Au Congo, l'entrée en production du gisement de potasse de Mboukoumassi, situé dans le département du Kouilou, sur la façade maritime au sud-ouest de Pointe-Noire, est désormais attendue au premier trimestre 2027. Cette nouvelle échéance a été annoncée le 7 juillet à Paris par le ministre des Mines, Urbain Fiacre Opo, lors de la conférence Mining on Top Africa. « L'usine est en construction et, selon leur calendrier, il y aura les premiers essais d'ici fin 2026. Ils pourront confirmer leur entrée en production au premier trimestre 2027 », a déclaré le ministre.
Cette mise en service, si elle est respectée, marquera le retour du Congo sur le marché de la potasse près de cinquante ans après l'arrêt de cette activité en 1977. Elle intervient toutefois avec deux années de retard par rapport au calendrier initial. Lors du lancement des travaux de construction de la mine, en juin 2023, la société Luyuan Mines Congo, filiale du groupe chinois Shenzhen Luyuan Mining et détentrice du permis d'exploitation, visait une première production dès 2025, une échéance reprise dans le dernier rapport de l'Initiative pour la transparence dans les industries extractives (ITIE). Ni le gouvernement ni l'opérateur n'ont expliqué les raisons de ce décalage.
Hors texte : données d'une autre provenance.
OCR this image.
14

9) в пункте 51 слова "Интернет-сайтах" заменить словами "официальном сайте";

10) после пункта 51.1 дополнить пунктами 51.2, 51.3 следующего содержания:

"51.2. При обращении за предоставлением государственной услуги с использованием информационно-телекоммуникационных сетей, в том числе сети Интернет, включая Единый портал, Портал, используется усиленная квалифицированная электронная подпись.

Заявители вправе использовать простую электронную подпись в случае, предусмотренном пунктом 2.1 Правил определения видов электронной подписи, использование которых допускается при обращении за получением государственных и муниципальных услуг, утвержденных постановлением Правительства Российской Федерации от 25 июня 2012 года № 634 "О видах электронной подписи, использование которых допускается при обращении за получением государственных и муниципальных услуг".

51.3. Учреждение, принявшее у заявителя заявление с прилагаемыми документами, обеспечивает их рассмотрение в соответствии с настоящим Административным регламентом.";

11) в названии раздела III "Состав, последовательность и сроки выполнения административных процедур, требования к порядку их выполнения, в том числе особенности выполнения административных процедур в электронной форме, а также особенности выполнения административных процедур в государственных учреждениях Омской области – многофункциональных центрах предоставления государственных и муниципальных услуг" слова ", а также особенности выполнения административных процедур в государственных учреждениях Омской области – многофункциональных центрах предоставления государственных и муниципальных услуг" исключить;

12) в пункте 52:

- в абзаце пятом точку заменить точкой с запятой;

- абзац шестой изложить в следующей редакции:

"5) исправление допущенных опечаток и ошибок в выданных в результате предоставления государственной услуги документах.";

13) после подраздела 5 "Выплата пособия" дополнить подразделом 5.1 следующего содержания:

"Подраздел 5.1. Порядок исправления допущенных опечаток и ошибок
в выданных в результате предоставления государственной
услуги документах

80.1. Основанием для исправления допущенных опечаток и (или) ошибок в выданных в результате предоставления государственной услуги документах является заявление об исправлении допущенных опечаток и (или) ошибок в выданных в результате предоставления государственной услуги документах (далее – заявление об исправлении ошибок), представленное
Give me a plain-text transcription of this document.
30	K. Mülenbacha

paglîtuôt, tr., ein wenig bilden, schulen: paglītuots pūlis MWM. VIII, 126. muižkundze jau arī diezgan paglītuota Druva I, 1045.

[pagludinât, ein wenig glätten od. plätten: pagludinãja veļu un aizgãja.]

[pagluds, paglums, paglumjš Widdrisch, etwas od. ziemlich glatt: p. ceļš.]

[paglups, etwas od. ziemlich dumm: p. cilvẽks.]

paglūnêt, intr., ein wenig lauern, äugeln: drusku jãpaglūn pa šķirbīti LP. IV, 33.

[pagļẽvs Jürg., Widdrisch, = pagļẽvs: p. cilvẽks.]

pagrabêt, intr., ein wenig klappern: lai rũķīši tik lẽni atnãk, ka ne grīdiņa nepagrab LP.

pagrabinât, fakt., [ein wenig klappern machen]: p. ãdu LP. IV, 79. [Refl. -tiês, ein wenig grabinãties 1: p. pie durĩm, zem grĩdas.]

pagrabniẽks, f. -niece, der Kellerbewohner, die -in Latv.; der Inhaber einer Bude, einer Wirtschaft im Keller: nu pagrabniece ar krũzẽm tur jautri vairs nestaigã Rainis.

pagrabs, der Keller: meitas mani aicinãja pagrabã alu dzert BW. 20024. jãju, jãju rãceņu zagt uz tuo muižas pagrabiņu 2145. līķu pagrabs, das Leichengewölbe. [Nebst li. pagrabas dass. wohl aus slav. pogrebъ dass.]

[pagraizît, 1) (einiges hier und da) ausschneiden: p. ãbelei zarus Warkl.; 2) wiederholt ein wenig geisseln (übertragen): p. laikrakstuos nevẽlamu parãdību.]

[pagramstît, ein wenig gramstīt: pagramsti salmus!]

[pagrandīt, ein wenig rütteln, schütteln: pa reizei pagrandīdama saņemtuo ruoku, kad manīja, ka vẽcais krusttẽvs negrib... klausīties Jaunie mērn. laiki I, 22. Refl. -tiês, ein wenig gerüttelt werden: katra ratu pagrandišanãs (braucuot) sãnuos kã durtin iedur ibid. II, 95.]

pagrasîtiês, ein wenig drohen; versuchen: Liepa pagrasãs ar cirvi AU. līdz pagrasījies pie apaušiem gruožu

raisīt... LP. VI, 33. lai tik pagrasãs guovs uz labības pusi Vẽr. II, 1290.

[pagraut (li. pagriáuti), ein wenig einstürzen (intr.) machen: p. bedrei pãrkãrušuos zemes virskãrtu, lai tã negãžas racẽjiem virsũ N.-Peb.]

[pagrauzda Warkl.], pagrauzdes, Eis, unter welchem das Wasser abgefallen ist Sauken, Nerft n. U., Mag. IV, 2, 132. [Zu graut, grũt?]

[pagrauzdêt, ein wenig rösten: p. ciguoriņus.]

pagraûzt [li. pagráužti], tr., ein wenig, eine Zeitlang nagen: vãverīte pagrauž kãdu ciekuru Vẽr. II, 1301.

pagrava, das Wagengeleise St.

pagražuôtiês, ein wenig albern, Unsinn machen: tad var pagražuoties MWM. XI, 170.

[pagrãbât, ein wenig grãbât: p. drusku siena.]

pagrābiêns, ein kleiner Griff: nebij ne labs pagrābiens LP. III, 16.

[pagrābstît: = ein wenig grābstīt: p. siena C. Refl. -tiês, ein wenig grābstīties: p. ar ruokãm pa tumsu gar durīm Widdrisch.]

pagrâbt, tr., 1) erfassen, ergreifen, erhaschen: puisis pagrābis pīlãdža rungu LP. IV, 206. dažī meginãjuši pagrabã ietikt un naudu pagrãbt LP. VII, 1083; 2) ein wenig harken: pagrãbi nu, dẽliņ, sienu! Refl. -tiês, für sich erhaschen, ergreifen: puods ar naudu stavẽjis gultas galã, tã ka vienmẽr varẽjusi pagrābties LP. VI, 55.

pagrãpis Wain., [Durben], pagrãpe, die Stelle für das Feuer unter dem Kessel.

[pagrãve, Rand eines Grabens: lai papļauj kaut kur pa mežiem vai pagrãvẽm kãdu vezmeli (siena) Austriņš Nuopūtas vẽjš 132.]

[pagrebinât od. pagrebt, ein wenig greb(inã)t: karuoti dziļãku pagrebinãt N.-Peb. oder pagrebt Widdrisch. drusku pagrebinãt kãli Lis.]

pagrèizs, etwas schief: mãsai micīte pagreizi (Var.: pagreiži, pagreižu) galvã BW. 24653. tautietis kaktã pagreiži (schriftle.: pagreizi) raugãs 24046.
Le projet de Mboukoumassi est développé sur un périmètre de 242 kilomètres carrés dans le cadre d'une convention minière signée en 2018 puis approuvée par le Parlement en 2021. Selon les données de l'ITIE, le gisement renferme 3,2 milliards de tonnes de ressources géologiques, dont 242,5 millions de tonnes de réserves extractibles. La première phase prévoit une production annuelle de 600 000 tonnes de chlorure de potassium, avant une montée en puissance à 2 millions de tonnes.
Lire aussi : Kore Potash cherche un repreneur ou des financements pour sauver son projet Kola au Congo
Les infrastructures d'exportation progressent également. En septembre 2025, les autorités ont accordé une concession de 577 hectares sur le domaine maritime public afin d'y construire un terminal minéralier dédié aux expéditions du minerai.
Pour Brazzaville, Mboukoumassi constitue l'un des piliers de la stratégie de diversification économique engagée afin de réduire la dépendance du pays aux hydrocarbures. Premier producteur de pétrole de la CEMAC avec plus de 300 000 barils par jour, le Congo tire encore plus de 70 % de ses recettes d'exportation de l'or noir. La potasse, composant essentiel des engrais agricoles, représente ainsi une nouvelle source potentielle de devises dans un marché mondial largement dominé par le Canada, la Russie, la Biélorussie et la Chine.
Mboukoumassi s'inscrit par ailleurs dans une dynamique plus large de développement du bassin potassique côtier congolais. Le projet Kola, porté par Kore Potash et PowerChina, vise une capacité annuelle de 2,2 millions de tonnes, tandis que Dangote Fertilizer Limited Congo a obtenu en juin 2026 un permis d'exploitation pour le projet Mengo. Au Gabon voisin, Millennial Potash poursuit également le développement du gisement de Banio, confirmant l'intérêt croissant des investisseurs pour les ressources potassiques d'Afrique centrale.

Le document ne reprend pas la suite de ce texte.